中朝国境地域で保衛指導員が軍需品工場の従業員を脱北させようとして逮捕された。北朝鮮当局はこれを「スパイ事件」とみなして責任者を追求する方針だ。

咸鏡北道(ハムギョンブクト)のデイリーNK内部情報筋はこの事件について次のように伝える。

「咸鏡北道の保衛指導員が慈江道(チャガンド)の前川(チョンチョン)郡の軍需品工場で働いている従業員から金を受け取り脱北を幇助しようとして捕まった」

「国家安全保衛部ではこの事件を「スパイ事件」と断定し、その保衛指導員と警備責任保衛指導員を対象に調査を行っている」

慈江道の前川は「28機械工場」「11号工場」「65号工場」など軍需工場が密集している地域で、北朝鮮軍需産業の心臓部だ。国家安全保衛部は、保衛指導員が軍事関連機密を持ちだそうとしたスパイ事件と見ていると見ているのだ。

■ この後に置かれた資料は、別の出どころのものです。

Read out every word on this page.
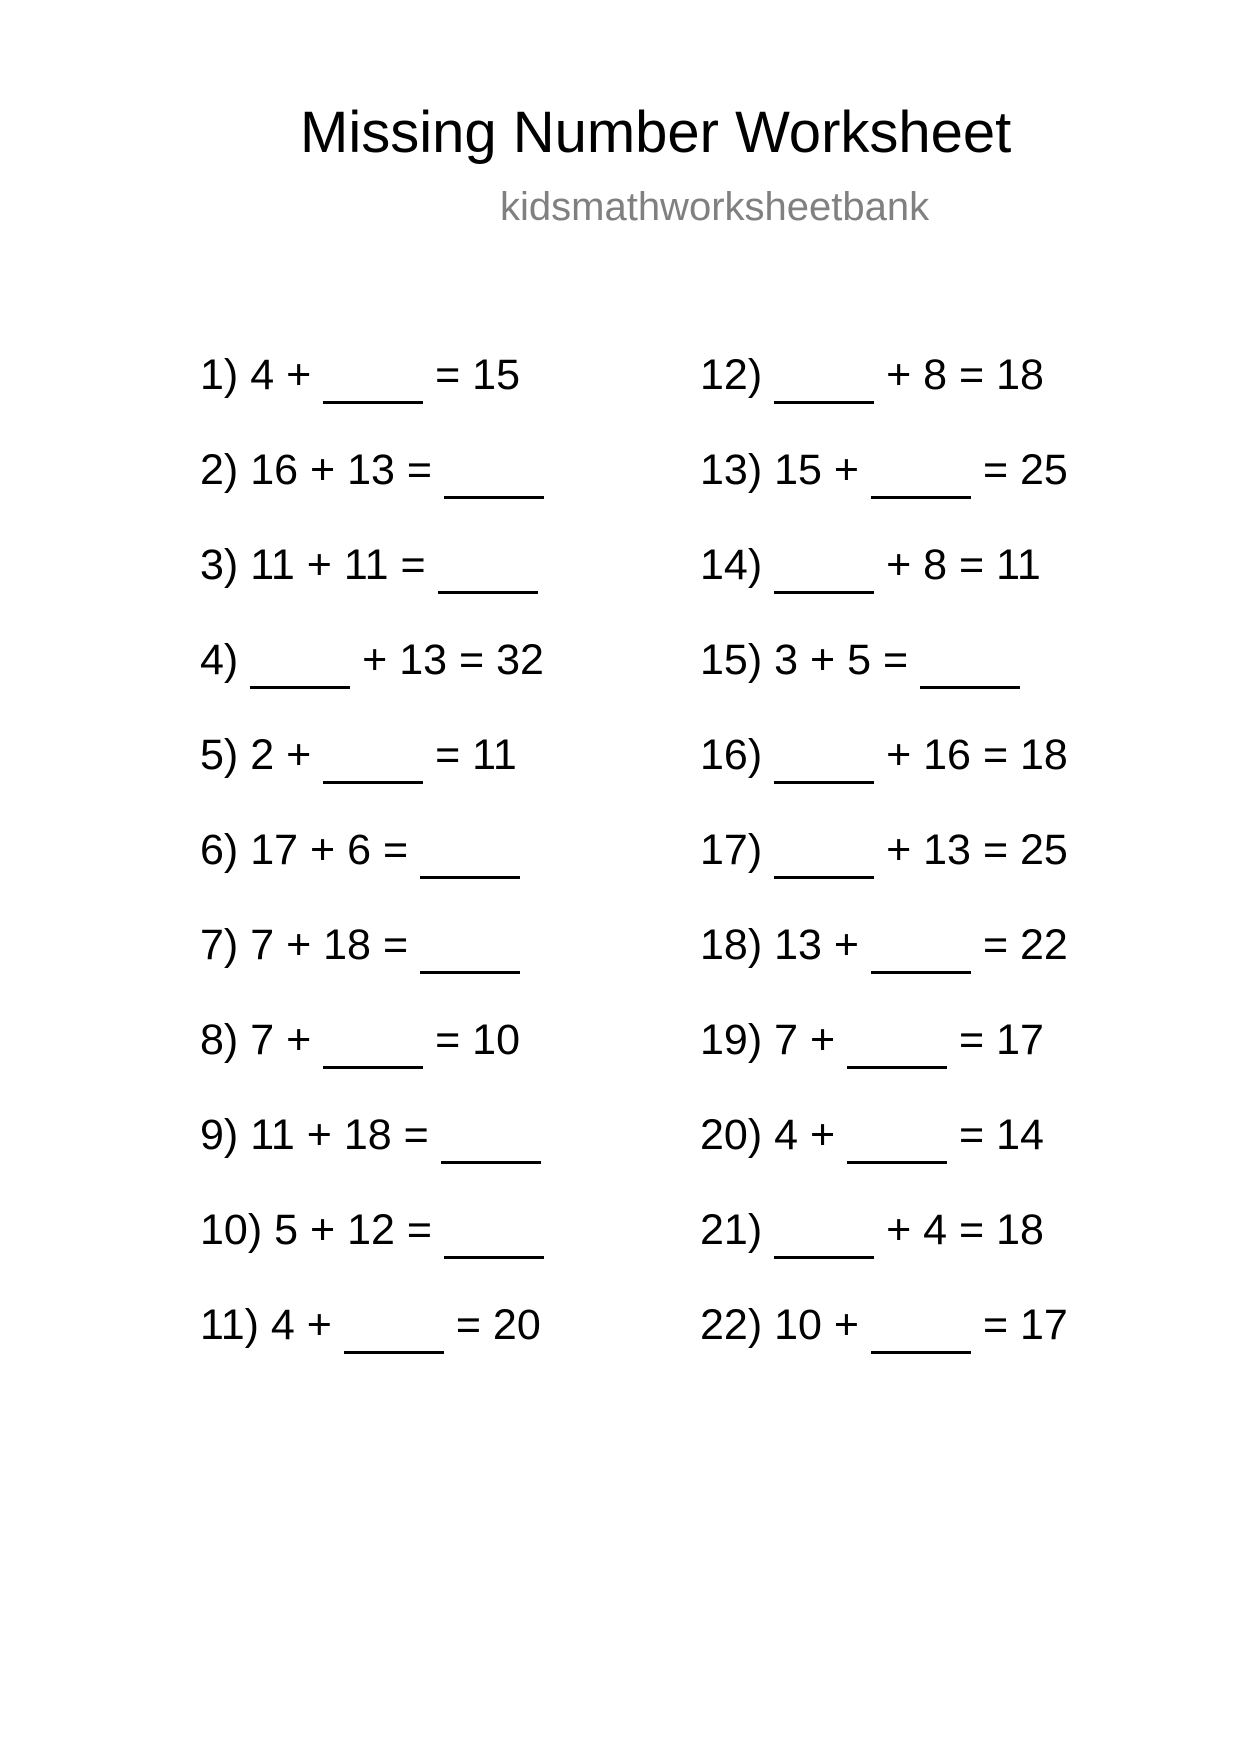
Missing Number Worksheet
kidsmathworksheetbank
1) 4 +	= 15
2) 16 + 13 =
3) 11 + 11 =
4)	+ 13 = 32
5) 2 +	= 11
6) 17 + 6 =
7) 7 + 18 =
8) 7 +	= 10
9) 11 + 18 =
10) 5 + 12 =
11) 4 +	= 20
12)	+ 8 = 18
13) 15 +	= 25
14)	+ 8 = 11
15) 3 + 5 =
16)	+ 16 = 18
17)	+ 13 = 25
18) 13 +	= 22
19) 7 +	= 17
20) 4 +	= 14
21)	+ 4 = 18
22) 10 +	= 17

「今回の事件は一般住民ではなく軍需品工場の従業員に保衛指導員、国境警備隊責任保衛員まで関与した事件なので保衛部は深刻に受け止めている」

「火の粉が飛んでくるのではないかと保衛部の幹部たちも緊張している」

「軍需工場での事件だけあって、保衛部の幹部のクビが飛ぶかもしれない」(内部情報筋)

事件発覚に伴い保衛部は非常勤務体制に入り、住民監視が主任務の「保衛小組員」(人民班長、女性同盟幹部)は住民の動向を綿密に監視している。

ところが、庶民の反応は冷淡だ。

「連中は事件で大慌てだけど、俺達は収穫で大慌てだから気にしてる暇はない」

「保衛部でろくでもない事件が続発しているのは中が腐っている証拠」

「不法越境した密輸業者を処刑しているくせに保衛指導員だからって見逃せば保衛部のメンツは丸つぶれ」

「公正中立にやるつもりなら犯人を処罰すべき」(内部情報筋)

北朝鮮は今年初めに刑法を改正して、外部との電話連絡、脱北幇助は厳罰に処すことにした。今回の事件に対してどのような処罰が下されるか注目の的だと内部情報筋は語った。